Basically a puppy hamsterball
On top of all the biting, Brisbane was overstimulated by everything. In retrospect, the biting was actually because he was so overstimulated. Basic handling, grabbing his collar, trying to clip his nails, everything sent him into a screaming, flailing meltdown. None of my puppy books had taught me how to deal with this. I took him to puppy class at Petsmart, and the trainer there was equally baffled. It took me most of a year to find the right books, the right online communities, and people who understood how Australian cattledogs work. It took even longer for me to learn the right words to describe his behavior, and the right books to read.

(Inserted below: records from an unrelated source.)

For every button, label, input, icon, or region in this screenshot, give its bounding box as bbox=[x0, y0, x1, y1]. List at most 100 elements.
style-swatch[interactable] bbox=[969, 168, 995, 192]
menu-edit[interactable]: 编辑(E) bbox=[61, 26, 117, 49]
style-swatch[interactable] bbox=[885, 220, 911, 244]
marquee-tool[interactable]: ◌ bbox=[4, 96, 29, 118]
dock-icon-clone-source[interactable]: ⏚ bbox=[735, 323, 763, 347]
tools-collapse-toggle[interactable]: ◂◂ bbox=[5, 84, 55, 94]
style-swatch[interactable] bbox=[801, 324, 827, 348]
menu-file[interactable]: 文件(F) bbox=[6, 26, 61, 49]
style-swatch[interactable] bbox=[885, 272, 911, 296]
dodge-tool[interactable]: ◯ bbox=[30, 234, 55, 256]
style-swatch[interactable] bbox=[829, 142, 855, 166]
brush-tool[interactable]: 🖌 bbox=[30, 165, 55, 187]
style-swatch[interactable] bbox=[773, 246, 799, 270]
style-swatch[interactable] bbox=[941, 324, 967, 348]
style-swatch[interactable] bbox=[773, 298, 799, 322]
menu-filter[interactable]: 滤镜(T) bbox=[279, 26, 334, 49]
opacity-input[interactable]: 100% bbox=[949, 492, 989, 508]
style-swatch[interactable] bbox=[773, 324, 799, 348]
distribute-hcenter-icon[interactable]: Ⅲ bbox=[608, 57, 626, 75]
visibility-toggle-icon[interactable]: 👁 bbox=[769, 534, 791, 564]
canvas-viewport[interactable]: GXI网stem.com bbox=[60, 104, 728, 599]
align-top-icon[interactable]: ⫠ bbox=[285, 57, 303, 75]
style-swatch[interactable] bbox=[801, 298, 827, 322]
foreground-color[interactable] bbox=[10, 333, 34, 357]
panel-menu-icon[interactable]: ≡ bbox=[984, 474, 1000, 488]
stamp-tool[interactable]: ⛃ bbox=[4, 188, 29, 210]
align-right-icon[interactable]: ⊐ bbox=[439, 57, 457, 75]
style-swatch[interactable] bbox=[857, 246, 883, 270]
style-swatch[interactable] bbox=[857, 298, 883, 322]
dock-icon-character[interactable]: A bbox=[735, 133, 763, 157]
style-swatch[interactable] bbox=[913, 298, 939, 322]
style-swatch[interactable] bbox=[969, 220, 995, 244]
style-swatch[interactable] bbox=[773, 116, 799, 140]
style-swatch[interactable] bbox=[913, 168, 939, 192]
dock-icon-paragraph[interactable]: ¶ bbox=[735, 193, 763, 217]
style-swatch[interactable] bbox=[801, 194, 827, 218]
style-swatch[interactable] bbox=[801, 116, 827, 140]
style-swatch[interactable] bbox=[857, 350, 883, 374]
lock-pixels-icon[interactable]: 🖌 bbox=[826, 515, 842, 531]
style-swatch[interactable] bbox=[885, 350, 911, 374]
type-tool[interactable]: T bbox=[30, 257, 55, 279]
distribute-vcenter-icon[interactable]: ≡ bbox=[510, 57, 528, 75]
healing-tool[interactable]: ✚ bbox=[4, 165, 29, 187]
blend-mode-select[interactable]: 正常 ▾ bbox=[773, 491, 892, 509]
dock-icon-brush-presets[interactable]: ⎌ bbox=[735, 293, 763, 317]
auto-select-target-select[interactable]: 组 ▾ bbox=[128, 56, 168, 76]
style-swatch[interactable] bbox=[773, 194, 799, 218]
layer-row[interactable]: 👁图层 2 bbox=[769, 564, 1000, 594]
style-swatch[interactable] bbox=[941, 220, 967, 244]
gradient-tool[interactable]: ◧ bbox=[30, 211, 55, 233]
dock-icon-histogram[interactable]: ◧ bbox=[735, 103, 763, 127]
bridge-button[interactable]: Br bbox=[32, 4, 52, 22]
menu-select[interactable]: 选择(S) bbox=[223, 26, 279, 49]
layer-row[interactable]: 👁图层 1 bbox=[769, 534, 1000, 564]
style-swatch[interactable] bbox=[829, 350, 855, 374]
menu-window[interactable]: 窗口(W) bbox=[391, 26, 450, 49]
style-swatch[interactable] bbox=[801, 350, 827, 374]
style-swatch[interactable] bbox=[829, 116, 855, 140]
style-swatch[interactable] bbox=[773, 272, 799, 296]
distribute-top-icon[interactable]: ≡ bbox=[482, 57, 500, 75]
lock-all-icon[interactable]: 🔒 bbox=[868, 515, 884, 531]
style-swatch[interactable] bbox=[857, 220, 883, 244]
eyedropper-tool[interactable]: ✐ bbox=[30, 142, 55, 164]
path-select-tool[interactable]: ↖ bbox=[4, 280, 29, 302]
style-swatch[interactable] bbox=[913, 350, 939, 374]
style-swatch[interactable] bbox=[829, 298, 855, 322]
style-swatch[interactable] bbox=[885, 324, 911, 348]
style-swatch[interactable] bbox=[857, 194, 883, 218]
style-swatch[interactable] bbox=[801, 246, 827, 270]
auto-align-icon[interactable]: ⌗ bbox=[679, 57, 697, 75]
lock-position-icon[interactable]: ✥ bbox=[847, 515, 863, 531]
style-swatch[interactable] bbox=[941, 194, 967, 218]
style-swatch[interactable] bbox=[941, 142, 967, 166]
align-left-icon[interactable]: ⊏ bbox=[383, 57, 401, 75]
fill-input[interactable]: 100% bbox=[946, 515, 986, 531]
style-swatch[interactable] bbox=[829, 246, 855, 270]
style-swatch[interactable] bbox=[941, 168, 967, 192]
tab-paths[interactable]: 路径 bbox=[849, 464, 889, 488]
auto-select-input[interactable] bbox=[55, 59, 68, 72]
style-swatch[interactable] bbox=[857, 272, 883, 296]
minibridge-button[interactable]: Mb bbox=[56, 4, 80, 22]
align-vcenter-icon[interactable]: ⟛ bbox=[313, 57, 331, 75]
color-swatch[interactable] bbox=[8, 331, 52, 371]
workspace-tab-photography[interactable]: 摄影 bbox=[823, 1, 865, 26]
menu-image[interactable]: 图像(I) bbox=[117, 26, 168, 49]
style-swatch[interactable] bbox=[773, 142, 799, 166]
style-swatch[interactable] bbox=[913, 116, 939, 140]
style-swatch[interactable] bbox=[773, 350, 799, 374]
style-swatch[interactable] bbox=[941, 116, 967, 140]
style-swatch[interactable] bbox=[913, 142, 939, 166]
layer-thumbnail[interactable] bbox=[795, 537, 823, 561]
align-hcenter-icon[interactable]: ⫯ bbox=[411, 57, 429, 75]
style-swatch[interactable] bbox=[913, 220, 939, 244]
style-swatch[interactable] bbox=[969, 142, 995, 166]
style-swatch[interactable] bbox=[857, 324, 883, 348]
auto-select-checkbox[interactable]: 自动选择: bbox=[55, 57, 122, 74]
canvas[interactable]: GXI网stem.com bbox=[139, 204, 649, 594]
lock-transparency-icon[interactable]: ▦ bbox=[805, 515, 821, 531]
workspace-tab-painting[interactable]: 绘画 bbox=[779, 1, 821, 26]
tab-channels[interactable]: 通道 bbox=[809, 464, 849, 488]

Owning Brisbane has been a fascinating education in all things canine. His innate behavior issues drove me to learn everything I could about dog behavior, body language, and behavior modification and management. His physical issues forced me to abandon the plans to make him an agility champion and flyball star, but taught me far more about conformation and structure than I ever would have learned with a more functional dog. He is confident enough to let me know how he feels about things, and infinitely trainable. Brisbane will be nine years old in a couple of months, but he still looks like a dog in his prime. I'm sure he has plenty more to teach me, and he has worked hard to train me to listen.